Melissa Meek, Spring 2009 Features Editor
The state budget crisis has forced the California State University system to turn away an estimated 10,000 qualified students for the 2009-2010 academic year.
As a way to limit enrollment, CSU schools moved the application deadline to Nov. 30. The application deadline used to extend well into spring.
In the first month of accepting applications, the CSU system received more than 138,000, with nearly 33,000 of those from transfer students alone.
“(It makes me feel) a little nervous because I was planning on transferring next semester,” said music major Nick Chamian.
While qualified transfer students are required admission into CSU schools, according to the California Education Code, funding plays a major part in who is accepted.
According to the Committee of Educational Policy, priority for admission is given to veterans, transfer students who have completed an approved transfer agreement program and California residents entering at a freshman or sophomore level.
“This shouldn’t be like high school where you have a cutoff area,” said Tia Smith, a child development major. “It’s college. That’s not the right way to go. Anybody should be able to go to whatever college they want to.”
Non-California residents have the lowest priority.
“It seems weird,” said 21-year-old student Rosa Gonzalez. “We’ve always had people coming to California to go to our colleges and now they’ll be denied admission.”
When the CSU Board of Trustees adopted an enrollment-management policy in March 2000, as stated in the committee’s November agenda, it was “reaffirmed that upper-division California Community College transfers who are California residents have the highest priority for admission.”
All schools stopped accepting applications Nov. 30, 2008 for consideration of admission. Effective winter, no second-bachelor’s-degree candidates will be admitted-with the exception of select nursing, science and engineering majors.
Campuses will “wait list” non-local freshmen, allowing them to rank the applicants based on their high school grade-point averages if they did not take the SAT or ACT tests.
CSU schools will also turn away any lower-division transfer students.
According to a news release by CSU on http://calstate.edu/, the system has been admitting more students than it has been given funds for in order to allow access to all eligible students. Larger class sizes had been used, as well as temporary faculty, but the arrangement will no longer work, according to CSU Chancellor Charles B. Reed.

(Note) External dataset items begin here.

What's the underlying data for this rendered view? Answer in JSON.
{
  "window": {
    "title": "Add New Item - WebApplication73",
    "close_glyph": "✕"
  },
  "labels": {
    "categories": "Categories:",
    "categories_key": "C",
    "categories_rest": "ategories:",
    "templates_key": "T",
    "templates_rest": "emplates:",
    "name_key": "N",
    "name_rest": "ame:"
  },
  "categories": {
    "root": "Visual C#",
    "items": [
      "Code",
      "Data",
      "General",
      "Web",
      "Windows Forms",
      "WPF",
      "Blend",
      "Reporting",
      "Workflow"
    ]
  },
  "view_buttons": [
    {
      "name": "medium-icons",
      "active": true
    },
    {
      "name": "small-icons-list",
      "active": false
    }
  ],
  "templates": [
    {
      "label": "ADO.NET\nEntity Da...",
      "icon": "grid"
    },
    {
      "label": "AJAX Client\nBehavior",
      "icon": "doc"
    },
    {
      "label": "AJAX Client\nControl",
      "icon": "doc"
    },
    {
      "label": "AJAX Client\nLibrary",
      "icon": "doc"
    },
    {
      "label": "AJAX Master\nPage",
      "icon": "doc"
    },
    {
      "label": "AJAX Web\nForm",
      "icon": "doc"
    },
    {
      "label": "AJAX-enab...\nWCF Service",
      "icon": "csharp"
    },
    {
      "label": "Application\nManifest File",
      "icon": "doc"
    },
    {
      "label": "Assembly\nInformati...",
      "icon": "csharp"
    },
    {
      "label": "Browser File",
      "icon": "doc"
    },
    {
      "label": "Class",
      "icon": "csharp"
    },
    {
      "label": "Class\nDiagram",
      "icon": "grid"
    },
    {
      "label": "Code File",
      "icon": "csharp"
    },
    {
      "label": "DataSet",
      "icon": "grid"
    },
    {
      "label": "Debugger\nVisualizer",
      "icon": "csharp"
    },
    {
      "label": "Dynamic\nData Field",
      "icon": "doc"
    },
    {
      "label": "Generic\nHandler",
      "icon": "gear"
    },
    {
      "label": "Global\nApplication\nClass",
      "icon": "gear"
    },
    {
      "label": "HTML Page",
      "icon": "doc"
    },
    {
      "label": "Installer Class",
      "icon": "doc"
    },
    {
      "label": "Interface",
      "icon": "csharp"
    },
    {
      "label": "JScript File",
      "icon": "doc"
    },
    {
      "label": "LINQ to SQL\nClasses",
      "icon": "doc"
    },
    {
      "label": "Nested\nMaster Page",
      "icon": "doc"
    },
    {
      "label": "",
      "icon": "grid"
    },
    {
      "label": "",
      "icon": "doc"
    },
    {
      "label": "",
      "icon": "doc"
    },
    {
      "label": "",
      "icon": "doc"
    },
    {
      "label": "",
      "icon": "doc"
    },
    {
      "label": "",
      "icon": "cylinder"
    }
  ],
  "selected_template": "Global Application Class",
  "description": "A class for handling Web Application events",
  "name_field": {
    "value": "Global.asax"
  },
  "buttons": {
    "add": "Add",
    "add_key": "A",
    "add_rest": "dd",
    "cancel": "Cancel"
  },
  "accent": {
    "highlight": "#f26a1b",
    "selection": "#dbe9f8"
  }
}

“We cannot admit students if we are unable to provide adequate classes or instruction, support services or classroom facilities. We are taking this step to ensure the academic quality of the institution,” said Reed in the news release.
Even with the new restrictions in place and the deadline quicker than ever before, CSU schools have received more applications than the previous year. The press release says applications are up by almost 20 percent and up 36 percent for transfer students.
Upper-division transfer students can still submit an application after the Nov. 30 deadline, but they will receive less priority.